The Dawn of Precision Medicine in Stroke

David Henshall1*
1Year 5 Medical Student, University of EdinburghCorresponding author: s1305507@sms.ed.ac.uk Winner of the Edinburgh University Neurological Society Essay Competition 2018.
10.7244/cmj.2018.03.001
View PDF

1. Introduction: What is Precision Medicine?

A personalised approach to care of patients is a defining feature of modern medicine. Holistic care considers both the biomedical and psychosocial aspects of disease so that even patients with the same diagnosis are treated as individuals. Precision medicine represents a refinement of the ideals of personalised care based on modern advancements in fields such as genetics, and has potential to herald a new era of medicine. After systematic review of relevant literature Schleidgen and colleagues defined precision medicine as “seek[ing] to improve stratification and timing of health care by utilizing biological information and biomarkers on the level of molecular disease pathways, genetics, proteomics as well as metabolomics” [1].

For most medical specialities, true precision medicine is many years from direct integration to clinical practice. This is not true for oncology, where there are several examples of revolutionary molecular target based therapies [2]. In breast cancer management expression of certain receptors in biopsied breast tissue is routinely analysed to stratify disease and enable the selection of the most appropriate treatments, such as targeting human epidermal growth factor receptor 2 (HER2)-positive breast cancer with a monoclonal antibody (trastuzumab) [3]. Improved understanding of the genetic basis of other cancers, such as the Philadephilpa translocation in chronic myeloid leukaemia, has led to mutation-selective targeted treatment, improving five year survival rates to 90% [4].

It is hoped that precision medicine may yield similar successes in other medical specialities. One such area is neurology, where many conditions are underpinned by dysfunction in complex molecular pathways and disease-modifying treatments are limited. With limited understanding at the molecular level, diagnoses are often based on symptomatology accompanied by gross neuroimaging abnormalities. Advancements in techniques in fields such as genomics may provide more nuanced diagnosis, stratification of patients into groups for tailored management and the development of precise therapies.

2. Precision Medicine in Stroke

Stroke, until very recently was defined almost exclusively on clinical grounds, as the rapid development of clinical signs of disturbance of cerebral function, lasting more than 24 hours, with presumed vascular origin [5]. Stroke is nevertheless an umbrella term encompassing a diverse range of distinct stroke subtypes, which differ greatly in aetiology and management. Commonly used stratifications of stroke subtypes do not extend much further than describing the nature of the lesion (ischaemic/haemorrhage), its neuroanatomical location and the size of the vessels involved [6].

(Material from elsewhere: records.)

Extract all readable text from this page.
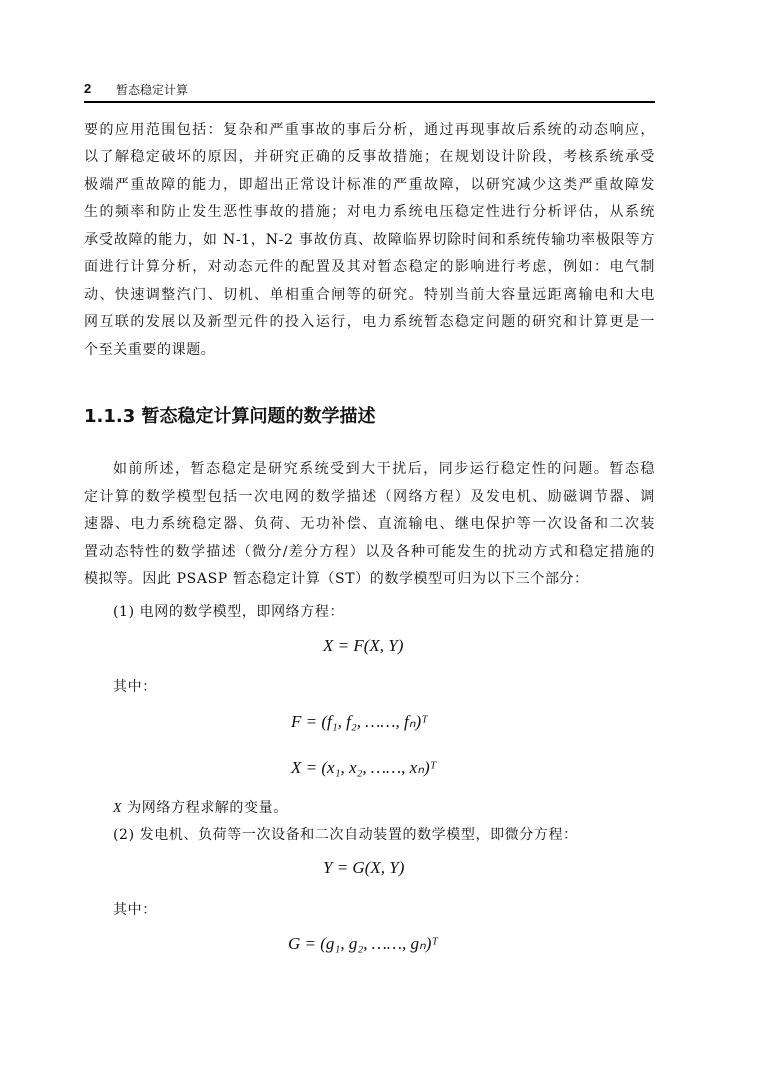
2 暂态稳定计算
要的应用范围包括：复杂和严重事故的事后分析，通过再现事故后系统的动态响应，
以了解稳定破坏的原因，并研究正确的反事故措施；在规划设计阶段，考核系统承受
极端严重故障的能力，即超出正常设计标准的严重故障，以研究减少这类严重故障发
生的频率和防止发生恶性事故的措施；对电力系统电压稳定性进行分析评估，从系统
承受故障的能力，如 N-1，N-2 事故仿真、故障临界切除时间和系统传输功率极限等方
面进行计算分析，对动态元件的配置及其对暂态稳定的影响进行考虑，例如：电气制
动、快速调整汽门、切机、单相重合闸等的研究。特别当前大容量远距离输电和大电
网互联的发展以及新型元件的投入运行，电力系统暂态稳定问题的研究和计算更是一
个至关重要的课题。
1.1.3 暂态稳定计算问题的数学描述
如前所述，暂态稳定是研究系统受到大干扰后，同步运行稳定性的问题。暂态稳
定计算的数学模型包括一次电网的数学描述（网络方程）及发电机、励磁调节器、调
速器、电力系统稳定器、负荷、无功补偿、直流输电、继电保护等一次设备和二次装
置动态特性的数学描述（微分/差分方程）以及各种可能发生的扰动方式和稳定措施的
模拟等。因此 PSASP 暂态稳定计算（ST）的数学模型可归为以下三个部分：
(1) 电网的数学模型，即网络方程：
X = F(X, Y)
其中：
F = (f₁, f₂, ……, fₙ)ᵀ
X = (x₁, x₂, ……, xₙ)ᵀ
X 为网络方程求解的变量。
(2) 发电机、负荷等一次设备和二次自动装置的数学模型，即微分方程：
Y = G(X, Y)
其中：
G = (g₁, g₂, ……, gₙ)ᵀ
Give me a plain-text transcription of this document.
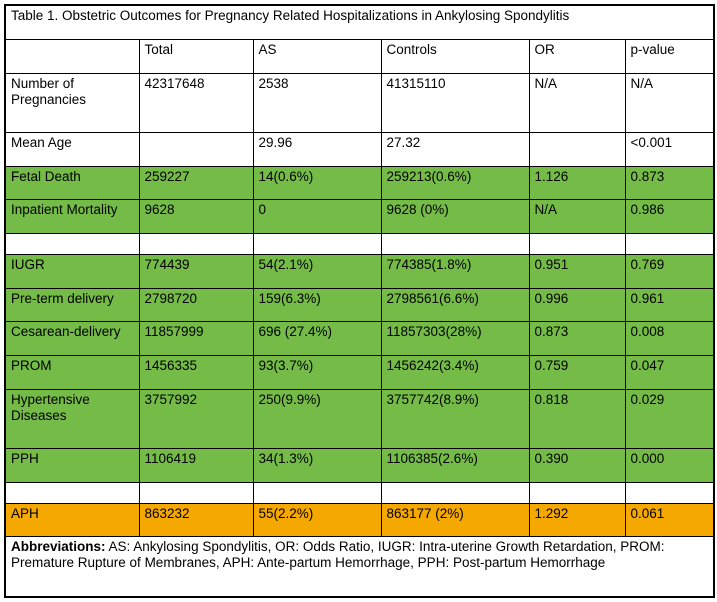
Table 1. Obstetric Outcomes for Pregnancy Related Hospitalizations in Ankylosing Spondylitis					
	Total	AS	Controls	OR	p-value
Number of Pregnancies	42317648	2538	41315110	N/A	N/A
Mean Age		29.96	27.32		<0.001
Fetal Death	259227	14(0.6%)	259213(0.6%)	1.126	0.873
Inpatient Mortality	9628	0	9628 (0%)	N/A	0.986

IUGR	774439	54(2.1%)	774385(1.8%)	0.951	0.769
Pre-term delivery	2798720	159(6.3%)	2798561(6.6%)	0.996	0.961
Cesarean-delivery	11857999	696 (27.4%)	11857303(28%)	0.873	0.008
PROM	1456335	93(3.7%)	1456242(3.4%)	0.759	0.047
Hypertensive Diseases	3757992	250(9.9%)	3757742(8.9%)	0.818	0.029
PPH	1106419	34(1.3%)	1106385(2.6%)	0.390	0.000

APH	863232	55(2.2%)	863177 (2%)	1.292	0.061
Abbreviations: AS: Ankylosing Spondylitis, OR: Odds Ratio, IUGR: Intra-uterine Growth Retardation, PROM: Premature Rupture of Membranes, APH: Ante-partum Hemorrhage, PPH: Post-partum Hemorrhage					
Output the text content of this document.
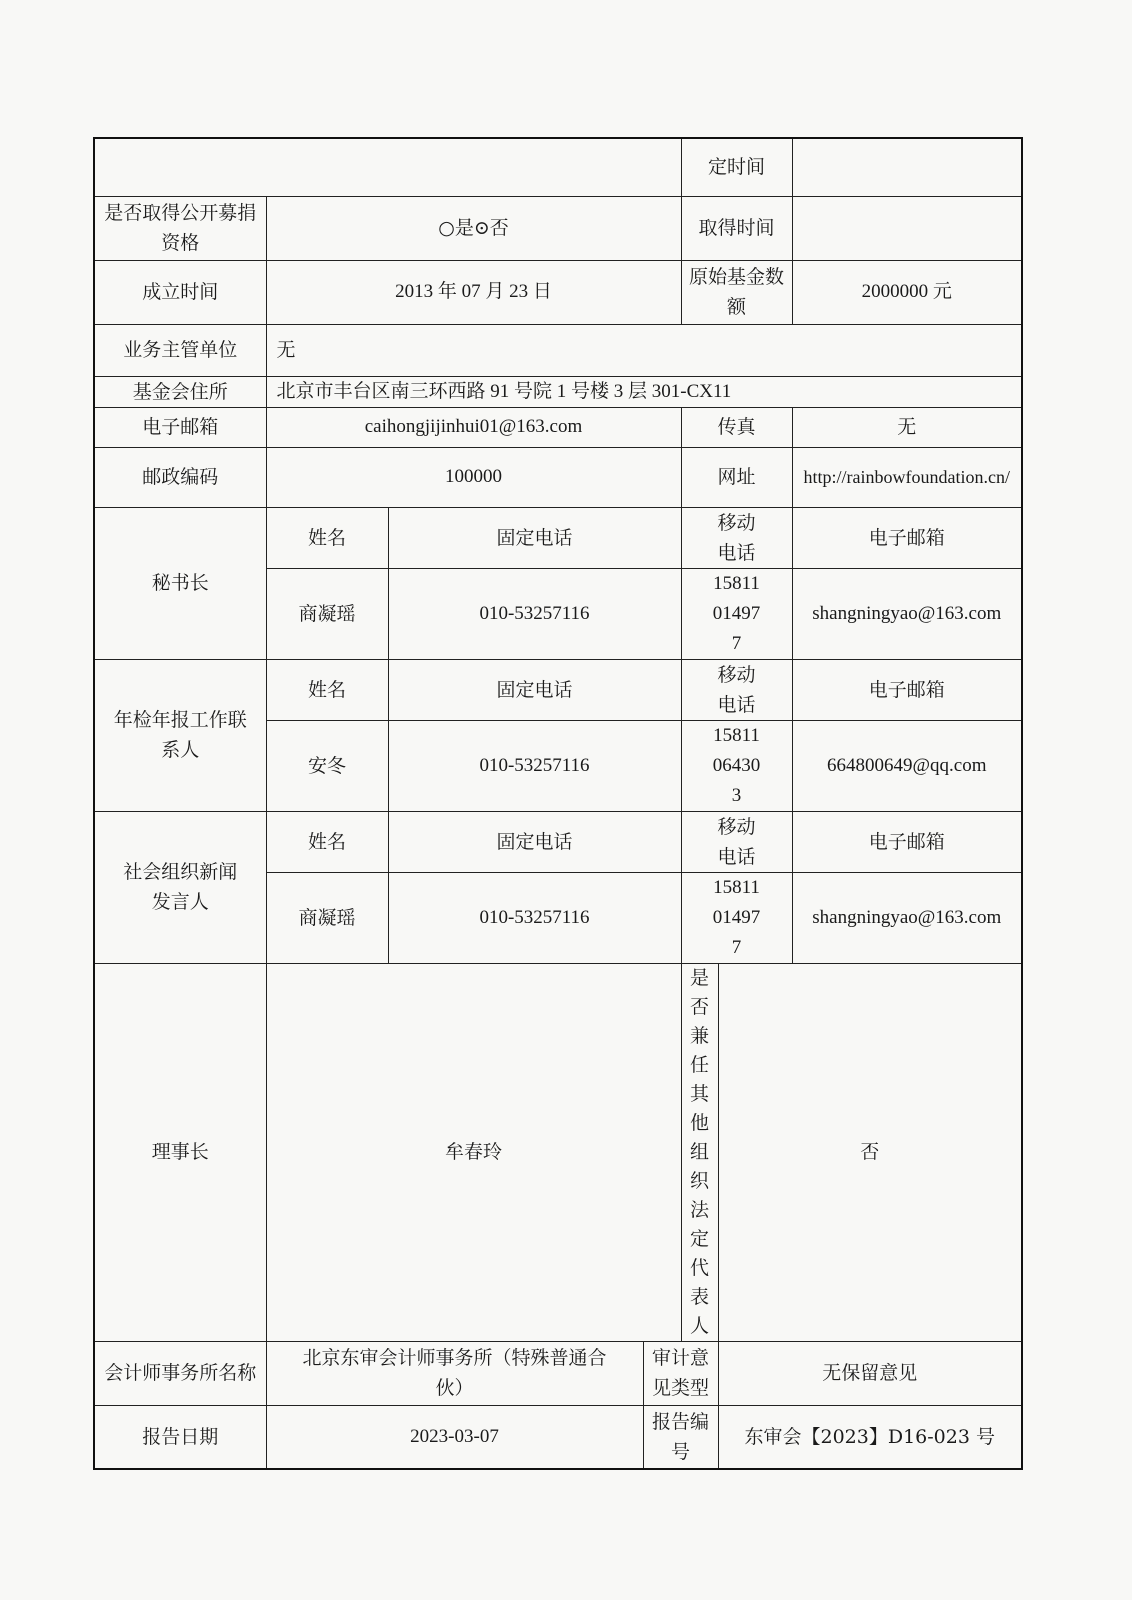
				定时间		
是否取得公开募捐资格	○是⊙否			取得时间		
成立时间	2013 年 07 月 23 日			原始基金数额		2000000 元
业务主管单位	无					
基金会住所	北京市丰台区南三环西路 91 号院 1 号楼 3 层 301-CX11					
电子邮箱	caihongjijinhui01@163.com			传真		无
邮政编码	100000			网址		http://rainbowfoundation.cn/
秘书长	姓名	固定电话		移动电话		电子邮箱
	商凝瑶	010-53257116		15811014977		shangningyao@163.com

年检年报工作联系人	姓名	固定电话		移动电话		电子邮箱
	安冬	010-53257116		15811064303		664800649@qq.com

社会组织新闻发言人	姓名	固定电话		移动电话		电子邮箱
	商凝瑶	010-53257116		15811014977		shangningyao@163.com
理事长	牟春玲			是否兼任其他组织法定代表人	否	
会计师事务所名称	北京东审会计师事务所（特殊普通合伙）		审计意见类型		无保留意见	
报告日期	2023-03-07		报告编号		东审会【2023】D16-023 号	
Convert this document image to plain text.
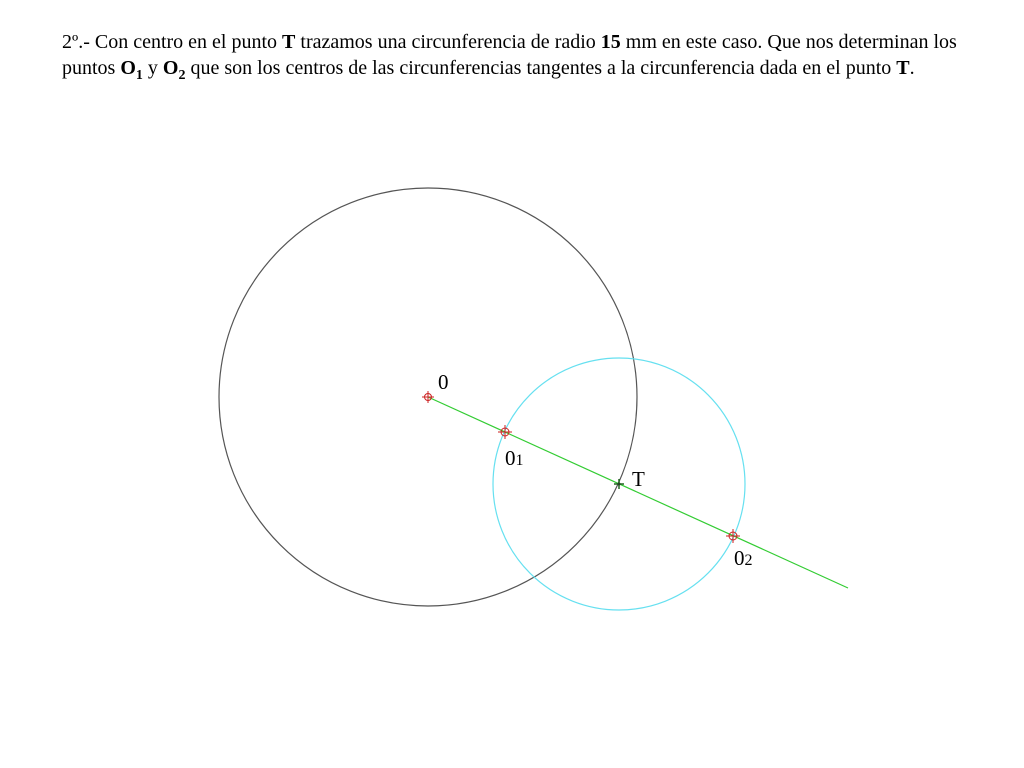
2º.- Con centro en el punto T trazamos una circunferencia de radio 15 mm en este caso. Que nos determinan los puntos $O_1$ y $O_2$ que son los centros de las circunferencias tangentes a la circunferencia dada en el punto T.

0
01
T
02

It is argued that current methods of stroke subtype diagnosis do not adequately reflect the heterogeneity of patient populations [7]. Improved understanding of the underlying genetic basis of stroke may result in a more nuanced and precise stratification of stroke subtypes.

Differentiating individual monogenic diseases from sporadic stroke is an obvious starting point. Although monogenic disease accounts for only 5% of stroke cases, they are unique in having a clear causative defect. At present, monogenic causes are rarely tested for in the absence of strong clinical suspicion. This may change as the costs associated next generation sequencing technology (NGST) continue to fall rapidly [8]. Recognition of these cases may have unique implications for their management, such as offering genetic testing for family members. The mutated gene product represents a therapeutic target for the development of specific therapies for individual genetic causes. Monogenic diseases can be amenable to the creation of mutant animal models to investigate the mechanisms of disease and test therapies.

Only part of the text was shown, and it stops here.